Effect of Age on Clinical Trial Outcome in Participants with Probable Alzheimer's Disease

Steven D Targum  1 Lisa Fosdick  1 Kristen E Drake  1 Paul B Rosenberg  2 Anna D Burke  3 David A Wolk  4 Kelly D Foote  5 Wael F Asaad  6 Marwan Sabbagh  7 Gwenn S Smith  2 Andres M Lozano  8 Constantine G Lyketsos  2
Affiliations
Randomized Controlled Trial

Effect of Age on Clinical Trial Outcome in Participants with Probable Alzheimer's Disease

Steven D Targum et al. J Alzheimers Dis. 2021.

Abstract

Background: Age may affect treatment outcome in trials of mild probable Alzheimer's disease (AD).

Objective: We examined age as a moderator of outcome in an exploratory study of deep brain stimulation targeting the fornix (DBS-f) region in participants with AD.

Methods: Forty-two participants were implanted with DBS electrodes and randomized to double-blind DBS-f stimulation ("on") or sham DBS-f ("off") for 12 months.

Results: The intervention was safe and well tolerated.
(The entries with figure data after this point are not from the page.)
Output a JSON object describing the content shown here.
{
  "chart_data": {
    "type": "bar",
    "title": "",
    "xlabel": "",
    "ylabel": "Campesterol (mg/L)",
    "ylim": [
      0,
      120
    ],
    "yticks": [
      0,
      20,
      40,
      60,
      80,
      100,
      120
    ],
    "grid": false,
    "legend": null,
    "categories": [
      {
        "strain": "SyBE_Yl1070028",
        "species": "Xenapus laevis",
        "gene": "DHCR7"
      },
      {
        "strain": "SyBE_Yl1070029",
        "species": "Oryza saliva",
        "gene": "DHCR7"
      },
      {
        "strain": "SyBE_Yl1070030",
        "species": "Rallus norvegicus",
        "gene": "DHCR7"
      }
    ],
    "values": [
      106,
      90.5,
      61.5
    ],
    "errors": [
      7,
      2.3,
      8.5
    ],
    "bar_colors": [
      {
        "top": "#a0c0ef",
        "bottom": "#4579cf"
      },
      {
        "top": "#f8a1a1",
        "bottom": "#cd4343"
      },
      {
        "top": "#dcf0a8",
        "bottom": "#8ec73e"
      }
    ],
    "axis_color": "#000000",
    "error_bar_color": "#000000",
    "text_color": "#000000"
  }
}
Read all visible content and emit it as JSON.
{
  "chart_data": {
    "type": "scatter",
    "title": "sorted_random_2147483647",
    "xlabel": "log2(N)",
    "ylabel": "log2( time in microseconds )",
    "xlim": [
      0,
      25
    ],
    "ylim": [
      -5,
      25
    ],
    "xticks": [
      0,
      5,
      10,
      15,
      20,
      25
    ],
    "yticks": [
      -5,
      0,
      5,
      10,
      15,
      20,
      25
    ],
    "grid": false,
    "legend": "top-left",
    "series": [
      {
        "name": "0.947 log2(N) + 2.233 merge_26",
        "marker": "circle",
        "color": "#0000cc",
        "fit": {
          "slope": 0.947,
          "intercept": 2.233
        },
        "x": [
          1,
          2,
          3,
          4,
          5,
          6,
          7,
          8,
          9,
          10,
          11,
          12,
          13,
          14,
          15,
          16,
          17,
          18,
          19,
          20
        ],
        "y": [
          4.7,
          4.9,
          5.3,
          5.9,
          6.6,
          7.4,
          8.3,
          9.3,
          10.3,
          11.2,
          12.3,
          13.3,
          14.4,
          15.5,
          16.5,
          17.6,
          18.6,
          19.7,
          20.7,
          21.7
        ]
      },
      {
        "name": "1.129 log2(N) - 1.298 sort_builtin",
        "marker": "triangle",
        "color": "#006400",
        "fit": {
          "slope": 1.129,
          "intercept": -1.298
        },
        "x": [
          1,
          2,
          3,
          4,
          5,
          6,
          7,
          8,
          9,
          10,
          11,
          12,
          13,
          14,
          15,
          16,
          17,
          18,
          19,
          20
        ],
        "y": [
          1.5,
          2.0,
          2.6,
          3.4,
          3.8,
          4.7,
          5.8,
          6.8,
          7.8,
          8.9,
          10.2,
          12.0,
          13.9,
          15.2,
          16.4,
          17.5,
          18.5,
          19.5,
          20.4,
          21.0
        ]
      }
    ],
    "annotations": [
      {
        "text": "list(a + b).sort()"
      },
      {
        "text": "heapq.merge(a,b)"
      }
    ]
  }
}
However, the selected clinical measures did not differentiate between the "on" and "off" groups in the intent to treat (ITT) population. There was a significant age by time interaction with the Alzheimer's Disease Assessment Scale; ADAS-cog-13 (p = 0.028). Six of the 12 enrolled participants < 65 years old (50%) markedly declined on the ADAS-cog-13 versus only 6.7%of the 30 participants≥65 years old regardless of treatment assignment (p = 0.005). While not significant, post-hoc analyses favored DBS-f "off" versus "on" over 12 months in the < 65 age group but favored DBS-f "on" versus "off" in the≥65 age group on all clinical metrics. On the integrated Alzheimer's Disease rating scale (iADRS), the effect size contrasting DBS-f "on" versus "off" changed from +0.2 (favoring "off") in the < 65 group to -0.52 (favoring "on") in the≥65 age group.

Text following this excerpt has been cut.